Should not set_directed() redefine the definition of out_neighbours() and
in_neighbours()?

When I created a simple Erdős–Rényi graph, then change it to a directed
graph, out_neighbours() and in_neighbours() do not return the expected
edges:

import graph_tool.all as gt, numpy as np, numpy.random as rand
N = 12
p = 1.5 * np.log(N)/N
g = gt.random_graph(N, deg_sampler=lambda: rand.poisson((N-1)*p),
directed=False, model='erdos')
vroot = g.vertex(0)

g.set_directed(False)
print([g.edge(vroot,v) for v in vroot.out_neighbours()])
print([g.edge(v,vroot) for v in vroot.in_neighbours()])
g.set_directed(True)
print([g.edge(vroot,v) for v in vroot.out_neighbours()])
print([g.edge(v,vroot) for v in vroot.in_neighbours()])

Result:

[<Edge object with source '0' and target '3' at 0x1245b9050>, <Edge object
with source '0' and target '10' at 0x1245bbf28>, <Edge object with source
'0' and target '6' at 0x1245b90e8>]
[]
[None, None, <Edge object with source '0' and target '6' at 0x1245bf050>]
[]

You can see that out_neighbours() returns *all* edges, even ones that are
inward-pointing, and in_neighbours() fails to return any edges.

Should not set_directed() redefine the definition of out_neighbours() and
in_neighbours()?

It does.

When I created a simple Erdős–Rényi graph, then change it to a directed
graph, out_neighbours() and in_neighbours() do not return the expected
edges:

import graph_tool.all as gt, numpy as np, numpy.random as rand
N = 12
p = 1.5 * np.log(N)/N
g = gt.random_graph(N, deg_sampler=lambda: rand.poisson((N-1)*p),
directed=False, model='erdos')
vroot = g.vertex(0)

g.set_directed(False)
print([g.edge(vroot,v) for v in vroot.out_neighbours()])
print([g.edge(v,vroot) for v in vroot.in_neighbours()])
g.set_directed(True)
print([g.edge(vroot,v) for v in vroot.out_neighbours()])
print([g.edge(v,vroot) for v in vroot.in_neighbours()])

Result:

[<Edge object with source '0' and target '3' at 0x1245b9050>, <Edge object
with source '0' and target '10' at 0x1245bbf28>, <Edge object with source
'0' and target '6' at 0x1245b90e8>]
[]
[None, None, <Edge object with source '0' and target '6' at 0x1245bf050>]
[]

You can see that out_neighbours() returns *all* edges, even ones that are
inward-pointing, and in_neighbours() fails to return any edges.

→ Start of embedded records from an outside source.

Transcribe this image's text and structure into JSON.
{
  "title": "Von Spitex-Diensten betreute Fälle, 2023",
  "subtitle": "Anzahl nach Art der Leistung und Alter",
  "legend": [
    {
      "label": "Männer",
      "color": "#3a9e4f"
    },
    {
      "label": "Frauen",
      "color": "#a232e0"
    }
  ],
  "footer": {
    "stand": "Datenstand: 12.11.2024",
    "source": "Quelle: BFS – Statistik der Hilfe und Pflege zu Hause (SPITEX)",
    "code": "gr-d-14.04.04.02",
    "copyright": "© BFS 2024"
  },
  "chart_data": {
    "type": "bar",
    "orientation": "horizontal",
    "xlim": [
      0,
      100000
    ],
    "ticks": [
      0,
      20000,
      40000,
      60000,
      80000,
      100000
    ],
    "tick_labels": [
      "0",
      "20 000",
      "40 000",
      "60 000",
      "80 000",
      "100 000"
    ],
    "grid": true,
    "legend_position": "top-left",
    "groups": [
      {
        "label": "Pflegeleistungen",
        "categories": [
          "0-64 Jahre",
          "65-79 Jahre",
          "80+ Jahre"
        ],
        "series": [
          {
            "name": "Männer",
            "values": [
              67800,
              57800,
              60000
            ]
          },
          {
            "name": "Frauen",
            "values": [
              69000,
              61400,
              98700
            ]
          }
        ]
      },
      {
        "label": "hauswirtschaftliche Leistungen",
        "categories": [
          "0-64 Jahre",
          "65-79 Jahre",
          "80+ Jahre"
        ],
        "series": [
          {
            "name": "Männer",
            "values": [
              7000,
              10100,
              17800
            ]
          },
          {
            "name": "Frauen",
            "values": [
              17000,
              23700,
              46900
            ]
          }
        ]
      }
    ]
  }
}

What is happening here is that the vertex descriptor is still referring to
the original graph. When you do g.set_directed(True), the vroot vertex
descriptor still refers to the old graph. To get the result you were
expecting you have to do:

vroot = g.vertex(0)

after you do g.set_directed().

This is done for efficiency reasons, but is somewhat counter-intuitive. I'll
add a clear note in the documentation.

Best,
Tiago